En novembre 2016, alors que Nicolas Sarkozy briguait l'investiture de la droite à la présidentielle, Ziad Takieddine, sulfureux intermédiaire et l'un des principaux témoins à charge, avait affirmé avoir convoyé entre novembre 2006 et début 2007 « un total de cinq millions d'euros » dans des valises lors de trois voyages entre Tripoli et Paris.

Coup de théâtre mercredi, il a retiré ses accusations, dans une vidéo dévoilée par BFMTV et Paris Match (propriété du groupe Lagardère où Nicolas Sarkozy est membre du conseil de surveillance).

« Est-ce que c'est normal qu'un ancien président de la République soit traîné dans la boue comme je le suis depuis huit ans, sur les seules déclarations d'un individu qui a menti ? », s'est interrogé Nicolas Sarkozy.

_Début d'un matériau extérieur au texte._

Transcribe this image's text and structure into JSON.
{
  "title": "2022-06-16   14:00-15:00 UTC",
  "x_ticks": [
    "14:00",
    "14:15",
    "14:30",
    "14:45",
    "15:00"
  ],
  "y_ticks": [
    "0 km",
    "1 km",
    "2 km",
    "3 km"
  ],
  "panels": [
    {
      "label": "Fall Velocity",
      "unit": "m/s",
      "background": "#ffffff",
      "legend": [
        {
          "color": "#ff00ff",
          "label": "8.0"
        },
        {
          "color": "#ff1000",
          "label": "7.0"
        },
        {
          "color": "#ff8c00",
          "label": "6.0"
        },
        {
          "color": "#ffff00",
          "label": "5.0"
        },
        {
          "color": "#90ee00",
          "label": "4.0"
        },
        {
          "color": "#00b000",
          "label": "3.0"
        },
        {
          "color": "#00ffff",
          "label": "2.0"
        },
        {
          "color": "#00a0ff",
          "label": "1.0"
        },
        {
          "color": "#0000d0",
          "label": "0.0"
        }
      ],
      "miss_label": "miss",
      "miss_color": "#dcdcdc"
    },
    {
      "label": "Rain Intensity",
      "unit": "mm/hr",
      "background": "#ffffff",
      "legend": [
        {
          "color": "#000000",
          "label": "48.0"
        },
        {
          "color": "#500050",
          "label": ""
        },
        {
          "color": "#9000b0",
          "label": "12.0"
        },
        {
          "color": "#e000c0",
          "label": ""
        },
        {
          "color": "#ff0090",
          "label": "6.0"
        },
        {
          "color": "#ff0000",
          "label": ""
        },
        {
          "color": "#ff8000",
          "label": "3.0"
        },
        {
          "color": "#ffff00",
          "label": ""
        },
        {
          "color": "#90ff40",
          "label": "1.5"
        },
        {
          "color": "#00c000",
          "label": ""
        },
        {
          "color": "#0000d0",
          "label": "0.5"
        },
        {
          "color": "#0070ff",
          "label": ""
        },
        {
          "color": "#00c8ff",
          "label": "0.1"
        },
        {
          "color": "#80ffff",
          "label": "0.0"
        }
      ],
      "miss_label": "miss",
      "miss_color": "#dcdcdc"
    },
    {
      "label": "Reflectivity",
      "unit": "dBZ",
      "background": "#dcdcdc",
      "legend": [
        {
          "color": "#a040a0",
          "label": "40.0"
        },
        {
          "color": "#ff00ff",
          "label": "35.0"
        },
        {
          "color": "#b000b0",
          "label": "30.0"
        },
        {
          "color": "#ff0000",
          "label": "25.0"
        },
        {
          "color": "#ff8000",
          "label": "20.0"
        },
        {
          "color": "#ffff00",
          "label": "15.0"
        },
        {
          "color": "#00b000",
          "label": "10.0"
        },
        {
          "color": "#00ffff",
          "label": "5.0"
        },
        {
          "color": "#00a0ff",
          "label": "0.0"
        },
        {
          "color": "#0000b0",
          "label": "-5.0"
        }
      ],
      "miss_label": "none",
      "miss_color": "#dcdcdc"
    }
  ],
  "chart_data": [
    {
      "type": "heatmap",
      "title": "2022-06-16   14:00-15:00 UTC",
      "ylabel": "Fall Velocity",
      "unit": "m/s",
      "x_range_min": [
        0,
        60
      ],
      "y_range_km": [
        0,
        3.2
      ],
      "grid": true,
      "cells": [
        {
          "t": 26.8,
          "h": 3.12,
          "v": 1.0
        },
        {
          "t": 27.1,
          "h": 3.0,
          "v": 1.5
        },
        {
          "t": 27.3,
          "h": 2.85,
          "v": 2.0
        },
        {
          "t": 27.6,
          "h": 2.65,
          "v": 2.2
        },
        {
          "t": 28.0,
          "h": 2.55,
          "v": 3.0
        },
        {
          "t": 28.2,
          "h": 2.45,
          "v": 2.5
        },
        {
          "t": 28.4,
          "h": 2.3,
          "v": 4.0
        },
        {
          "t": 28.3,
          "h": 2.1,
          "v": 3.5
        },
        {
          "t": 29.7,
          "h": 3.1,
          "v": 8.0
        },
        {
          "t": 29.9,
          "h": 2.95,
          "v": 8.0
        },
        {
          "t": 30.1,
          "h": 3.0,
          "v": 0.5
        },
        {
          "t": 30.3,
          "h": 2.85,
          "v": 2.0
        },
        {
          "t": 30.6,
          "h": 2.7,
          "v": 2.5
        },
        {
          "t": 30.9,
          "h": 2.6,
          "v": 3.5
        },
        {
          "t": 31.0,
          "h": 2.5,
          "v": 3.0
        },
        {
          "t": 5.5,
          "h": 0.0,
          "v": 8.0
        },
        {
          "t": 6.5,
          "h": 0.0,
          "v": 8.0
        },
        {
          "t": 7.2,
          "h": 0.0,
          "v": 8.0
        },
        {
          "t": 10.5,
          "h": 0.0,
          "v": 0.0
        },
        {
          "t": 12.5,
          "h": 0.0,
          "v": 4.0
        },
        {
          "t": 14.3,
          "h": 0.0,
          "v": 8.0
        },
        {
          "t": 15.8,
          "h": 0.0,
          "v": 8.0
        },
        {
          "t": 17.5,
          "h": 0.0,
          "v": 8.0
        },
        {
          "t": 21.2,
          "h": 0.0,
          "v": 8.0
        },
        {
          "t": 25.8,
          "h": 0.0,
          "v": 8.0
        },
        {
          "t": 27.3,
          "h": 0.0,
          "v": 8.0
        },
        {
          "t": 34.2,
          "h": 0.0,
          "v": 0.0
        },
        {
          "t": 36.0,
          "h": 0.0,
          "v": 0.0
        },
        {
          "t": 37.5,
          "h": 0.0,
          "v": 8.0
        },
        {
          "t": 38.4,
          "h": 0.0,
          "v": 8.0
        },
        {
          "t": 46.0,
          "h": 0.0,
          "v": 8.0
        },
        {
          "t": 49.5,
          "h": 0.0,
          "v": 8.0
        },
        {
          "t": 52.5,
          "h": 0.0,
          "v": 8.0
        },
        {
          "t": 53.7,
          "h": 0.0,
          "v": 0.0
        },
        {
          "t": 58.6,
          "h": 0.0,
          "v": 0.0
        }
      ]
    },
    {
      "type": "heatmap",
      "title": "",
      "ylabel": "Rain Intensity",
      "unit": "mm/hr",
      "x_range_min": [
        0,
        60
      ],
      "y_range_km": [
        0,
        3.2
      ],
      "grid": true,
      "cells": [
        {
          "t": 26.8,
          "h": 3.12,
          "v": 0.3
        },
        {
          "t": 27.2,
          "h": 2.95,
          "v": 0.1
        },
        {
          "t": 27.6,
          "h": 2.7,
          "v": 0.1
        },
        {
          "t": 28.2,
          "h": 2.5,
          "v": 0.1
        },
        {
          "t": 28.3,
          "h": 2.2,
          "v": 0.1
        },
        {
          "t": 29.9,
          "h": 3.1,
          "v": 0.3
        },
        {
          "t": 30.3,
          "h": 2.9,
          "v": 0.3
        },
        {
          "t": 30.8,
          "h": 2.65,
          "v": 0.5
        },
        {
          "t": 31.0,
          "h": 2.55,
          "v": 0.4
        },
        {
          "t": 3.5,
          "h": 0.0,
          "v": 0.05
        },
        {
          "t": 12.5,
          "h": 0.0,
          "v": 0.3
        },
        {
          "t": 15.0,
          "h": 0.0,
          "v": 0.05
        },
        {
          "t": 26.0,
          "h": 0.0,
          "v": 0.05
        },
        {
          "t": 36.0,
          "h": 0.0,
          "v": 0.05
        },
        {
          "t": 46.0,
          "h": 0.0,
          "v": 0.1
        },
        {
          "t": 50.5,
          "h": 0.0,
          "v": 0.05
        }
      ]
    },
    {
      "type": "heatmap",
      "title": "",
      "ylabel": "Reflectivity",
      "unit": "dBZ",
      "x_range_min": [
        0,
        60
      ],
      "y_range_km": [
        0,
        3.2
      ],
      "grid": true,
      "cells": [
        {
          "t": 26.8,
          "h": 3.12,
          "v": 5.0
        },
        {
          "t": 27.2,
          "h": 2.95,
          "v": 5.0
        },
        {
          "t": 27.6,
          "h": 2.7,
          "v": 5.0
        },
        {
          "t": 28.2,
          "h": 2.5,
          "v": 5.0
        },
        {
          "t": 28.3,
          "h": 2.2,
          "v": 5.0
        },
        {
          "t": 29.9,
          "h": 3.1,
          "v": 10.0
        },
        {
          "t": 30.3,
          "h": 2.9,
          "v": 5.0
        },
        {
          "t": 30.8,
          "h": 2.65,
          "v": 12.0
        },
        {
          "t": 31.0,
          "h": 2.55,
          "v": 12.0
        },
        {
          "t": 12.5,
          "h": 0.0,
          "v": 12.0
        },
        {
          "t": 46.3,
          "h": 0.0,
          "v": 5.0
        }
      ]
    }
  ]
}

Le procureur national financier a toutefois affirmé jeudi que les charges contre Nicolas Sarkozy « ne se limitent pas aux déclarations » de Ziad Takieddine et s'appuient « sur des indices graves ou concordants ».

Un dossier « truffé que de faux »

« Ce dossier n'est truffé que de faux », a répliqué Nicolas Sarkozy, mis en examen le 12 octobre pour « association de malfaiteurs », dans ce dossier, en réfutant point par point les arguments à charge.

« J'ai dit aux juges : cherchez pendant un siècle (...) vous ne trouverez rien ». « J'ai honte pour mon pays », a ajouté l'ancien président, très remonté.

Immédiatement après l'interview de Ziad Takieddine, Nicolas Sarkozy avait demandé à son avocat de « déposer une requête en démise en examen » en l'assurant : « la vérité éclate ».

« Je ne suis pas un pourri, et ce qui m'est infligé est un scandale qui finira dans les annales », a affirmé vendredi Nicolas Sarkozy, qui sera jugé à partir du 23 novembre dans une autre affaire, celle des « écoutes ».

« Je ne suis pas optimiste, simplement combatif, je n'ai pas l'intention qu'on me reproche des choses que je n'ai pas commises », a assuré Nicolas Sarkozy.

La droite, qui avait fait corps autour de son ancien chef dans les derniers rebondissements de l'affaire libyenne, s'est félicitée vendredi de voir « un Nicolas Sarkozy combatif et fidèle à lui même », selon les termes du patron LR de la région Grand Est, Jean Rottner.